One day I realized I could use one of my passions (writing) to share my story. I looked up organizations around where I lived that might publish some of the things I wanted to write about. I wrote several writing pieces and got published several months after their submissions. I began to get recognized for my writing in the San Francisco Bay Area among organizations. From there I became an advocate for those with mental illness. I spoke at events, and became mental health board member on the San Francisco Mental Health Board to inspire policy change at a local level.

The diagnosis of bipolar disorder originally made me fear myself. I was scared of my diagnosis and what it could make me do. I knew people in jail had bipolar disorder, and that bipolar disorder was never seen in a positive light in societal terms. The negativity towards the disorder and those with mental illness that I observed inspired me to speak out and become fearless. I found that the only boundaries that were between me and the life I wanted to live with bipolar disorder were boundaries I was setting myself. I had an entire world out there to show what I was capable of doing. While fighting for a voice with my disorder, I eventually found myself and my passion for helping other people with their struggles. I found a passion for helping people to find a sense of well-being.

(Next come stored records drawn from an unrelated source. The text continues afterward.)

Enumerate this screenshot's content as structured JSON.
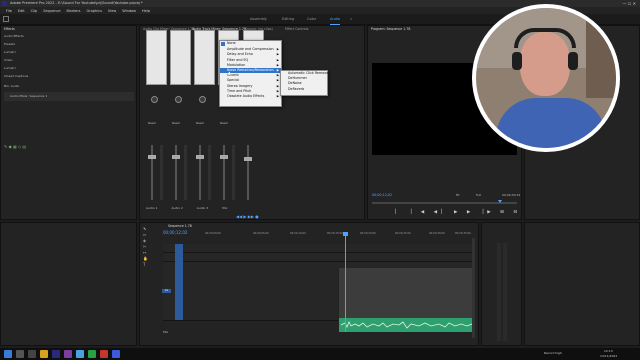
{
  "window": {
    "title": "Adobe Premiere Pro 2022 - E:\\Sound For Youtube\\prj\\Sound\\Youtube.prproj *"
  },
  "menubar": [
    "File",
    "Edit",
    "Clip",
    "Sequence",
    "Markers",
    "Graphics",
    "View",
    "Window",
    "Help"
  ],
  "workspaces": [
    "Assembly",
    "Editing",
    "Color",
    "Audio"
  ],
  "active_workspace": "Audio",
  "left_panel": {
    "tab": "Effects",
    "items": [
      "Audio Effects",
      "Presets",
      "Lumetri",
      "Video",
      "Lumetri",
      "Closed Captions"
    ],
    "bin_label": "Bin: Audio",
    "clip_name": "Audio Mixer: Sequence 1"
  },
  "center_tabs": [
    "Audio Clip Mixer: Sequence 1.78",
    "Audio Track Mixer: Sequence 1.78",
    "Source: (no clips)",
    "Effect Controls"
  ],
  "program_tab": "Program: Sequence 1.78",
  "program_timecode": "00;00;12;02",
  "program_duration": "00;00;30;12",
  "program_fit": "Fit",
  "program_zoom": "Full",
  "sequence_tab": "Sequence 1.78",
  "sequence_timecode": "00;00;12;02",
  "ruler_labels": [
    "00;00;00;00",
    "00;00;05;00",
    "00;00;10;00",
    "00;00;15;00",
    "00;00;20;00",
    "00;00;25;00",
    "00;00;30;00",
    "00;00;35;00"
  ],
  "tracks": [
    "V3",
    "V2",
    "V1",
    "A1",
    "A2",
    "A3",
    "Mix"
  ],
  "mixer": {
    "channels": [
      "Audio 1",
      "Audio 2",
      "Audio 3",
      "Mix"
    ],
    "read_labels": [
      "Read",
      "Read",
      "Read",
      "Read"
    ]
  },
  "context_menu": {
    "items": [
      "None",
      "Amplitude and Compression",
      "Delay and Echo",
      "Filter and EQ",
      "Modulation",
      "Noise Reduction/Restoration",
      "Reverb",
      "Special",
      "Stereo Imagery",
      "Time and Pitch",
      "Obsolete Audio Effects"
    ],
    "highlighted": "Noise Reduction/Restoration",
    "submenu": [
      "Automatic Click Remover",
      "DeHummer",
      "DeNoise",
      "DeReverb"
    ]
  },
  "taskbar": {
    "clock": "12:13",
    "date": "13/11/2021",
    "record_label": "Record high"
  },
  "colors": {
    "accent": "#4da3ff",
    "clip": "#2e9f6e",
    "playhead": "#4da3ff",
    "highlight": "#2f74c7"
  }
}
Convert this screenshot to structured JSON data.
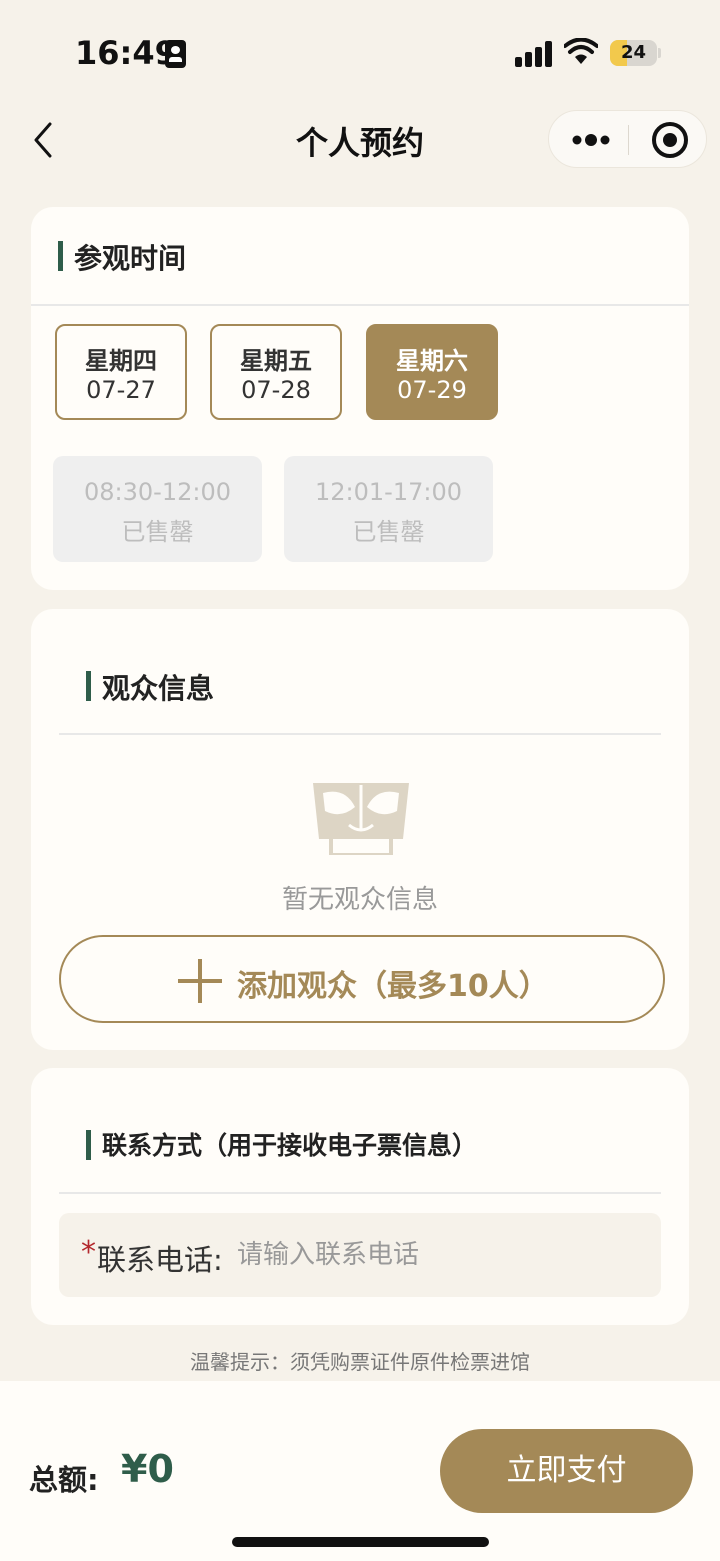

I recently attended the Fearless Women Summit 2019 in San Francisco, CA, USA and became more inspired to form an organization that empowers young people to take care of their well-being. The summit made me realize that I have the potential to impact people with my story. It made me see that everyone has a special story and that we can make a global impact. I never saw myself potentially making a global impact by practicing my mental health advocacy. It is something that I enjoy, and to impact others is my dream, but to make it a reality is something that the Fearless Women summit made me believe can happen. It excites me that we have more potential than we can imagine is possible.